Bank of England mortgage approvals and consumer credit

ended 30. June 2022

Tomorrow morning at 09:30 we're getting the latest Bank of England Money & Credit report, which will contain data about mortgage approvals and the amount of money people are putting on credit cards or taking out in the form of loans. Please answer any or all of the questions below. 

  • How has demand for mortgages been over the past couple of months? And where do you expect it to be in H2?
  • How much more difficult is it to get a mortgages these days compared to a year ago? Is affordability eroding people's borrow power?
  • People say the banks are financially robust this time round. So is another credit crunch off the cards if the economy hits the deck?
  • Are you seeing a rise in seconds as people seek to consolidate unsecured debt into a more manageable monthly payment?
  • Are you seeing more clients with money problems? Loans or credit card debt they can't manage?
  • With inflation expected to go higher still, do you expect to see a rise in the number of people experiencing real financial difficulty?

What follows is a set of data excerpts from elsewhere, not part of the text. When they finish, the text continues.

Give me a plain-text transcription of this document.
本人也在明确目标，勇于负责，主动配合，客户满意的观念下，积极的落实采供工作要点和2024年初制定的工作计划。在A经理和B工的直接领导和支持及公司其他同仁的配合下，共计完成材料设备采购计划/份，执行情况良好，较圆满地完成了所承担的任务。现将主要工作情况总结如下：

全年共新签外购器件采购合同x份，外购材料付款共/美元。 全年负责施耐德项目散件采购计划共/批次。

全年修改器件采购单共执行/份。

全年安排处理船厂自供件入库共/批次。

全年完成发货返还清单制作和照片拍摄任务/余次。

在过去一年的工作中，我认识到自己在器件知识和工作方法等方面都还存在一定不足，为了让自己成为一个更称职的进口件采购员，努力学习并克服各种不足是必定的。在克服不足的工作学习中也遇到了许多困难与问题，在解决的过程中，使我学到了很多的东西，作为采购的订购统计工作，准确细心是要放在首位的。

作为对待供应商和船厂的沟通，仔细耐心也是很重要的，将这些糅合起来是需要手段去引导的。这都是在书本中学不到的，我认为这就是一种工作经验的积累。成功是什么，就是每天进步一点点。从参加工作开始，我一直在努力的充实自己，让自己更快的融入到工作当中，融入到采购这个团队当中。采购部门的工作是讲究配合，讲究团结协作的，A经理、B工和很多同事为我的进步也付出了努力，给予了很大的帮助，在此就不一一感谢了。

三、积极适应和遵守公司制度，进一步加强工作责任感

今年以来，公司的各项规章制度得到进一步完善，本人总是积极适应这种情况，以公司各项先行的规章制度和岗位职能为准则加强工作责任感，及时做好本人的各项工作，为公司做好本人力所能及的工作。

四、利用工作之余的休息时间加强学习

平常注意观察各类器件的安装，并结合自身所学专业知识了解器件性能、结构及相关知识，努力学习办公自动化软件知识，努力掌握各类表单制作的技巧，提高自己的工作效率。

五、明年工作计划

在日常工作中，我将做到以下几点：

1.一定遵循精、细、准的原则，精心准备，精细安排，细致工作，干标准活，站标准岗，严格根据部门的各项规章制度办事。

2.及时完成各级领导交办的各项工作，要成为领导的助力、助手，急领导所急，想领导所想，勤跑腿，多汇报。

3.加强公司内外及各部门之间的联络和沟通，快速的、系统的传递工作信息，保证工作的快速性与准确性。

No need for an essay. Two to three paragraphs MAX! As ever, remember that journalists like soundbites Les Miserables.

5 responses from the Newspage community

Demand for mortgages has been robust for the past few months, although a drop off in approvals is what was expected as steam is taken out of the property market by a lack of stock, rising inflation and increasing mortgage rates. Thankfully, the actions taken by regulators and central banks after the Global Financial Crisis means that lenders are well capitalised, so we're not going to see a replay of the Credit Crunch. However, mortgage affordability is starting to be squeezed as lenders update their ONS figures due to the cost of living crisis. This isn't bad because if people can't borrow as much, it will naturally lead to a levelling-off of house prices, which is sorely needed. The outlook for the next half of the year is going to be thousands of debt consolidation remortgages as people look to clear their balance sheet with the newly found equity in their homes. This would allow people to increase their monthly disposable income at a time when things are getting tight. That said, it's not appropriate for everyone so always talk to a broker about your circumstances and be guided by what they say.
Demand for mortgages remains extremely high. However, this is mainly due to the panic and fear of clients trying to secure new rates as soon as possible due to the fear that they will keep on rising. We’d expect the second half of 2022 to remain much the same with people rushing to secure new deals before rates rise further. The criteria of lenders are constantly evolving and with the rising cost of living this is certainly going to impact lenders' decision on how much they will potentially lend a customer. We’re also starting to see more borrowers come who have had a reliance on revolving credit such as credit cards to fund their everyday living off the back of the cost of living crisis. This could soon become a slippery slope for many who may struggle to find their way out of that debt. The number of people in financial difficulty is sure to start snowballing soon. Many people are already in difficulty but are burying their heads in the sand or trying to fund everyday living on credit cards, which could end in disaster.
We're expecting mortgage demand to drop considerably in the second half of the year. The noises from the Bank of England indicate we might get a 0.5% increase in the base rate on August 10th. And some analysts are suggesting the base rate could be as high as 3% by the year-end. If that comes to fruition, mortgages will be unaffordable for a lot of first-time buyers, and house prices will start falling fast. The banks will probably be OK, thanks to tighter financial regulation and increased liquidity controls. But it's the general public who will once again pay the price of our extended addiction to cheap credit.
Demand has still been very strong in recent months. I think many in the mortgage industry were shocked when demand did not drop off after the deadline for the stamp duty holiday. Based on that, I think mortgage demand will still be high in the second half of the year, more so among landlords and investors rather than first-time buyers due to the cost of living crisis. Bizarrely, perhaps, it is often easier to secure a mortgage now compared to a year ago. We are seeing more lenders offering higher income multiples, being more flexible on the amount of time you have been employed or self-employed and generally being far more flexible around adverse credit. Secured loans, or 'second charges', are becoming more common for debt consolidation. Many households are having a difficult time and are using secured loans to consolidate unsecured and credit card debt so they can repay this over a longer term and create more disposable income to spend on the bare necessities. Almost every credit report I see now has some form of adverse credit, it is a rare and wonderful surprise to see someone with perfect credit and I know many adverse credit brokers who are absolutely overrun with applications at the moment where most of the credit scores are 200 out of 1000. There's no question now that more people will be entering a period of real financial difficulty.
I'm seeing more and more people wanting to increase their mortgage to clear their debts. They think that if they can secure a lower mortgage now and clear the decks of debt, they can move forward with a clear head. Robbing Peter to pay Paul comes to mind but for some this seems the best option. Hang on to your hats for the winter months.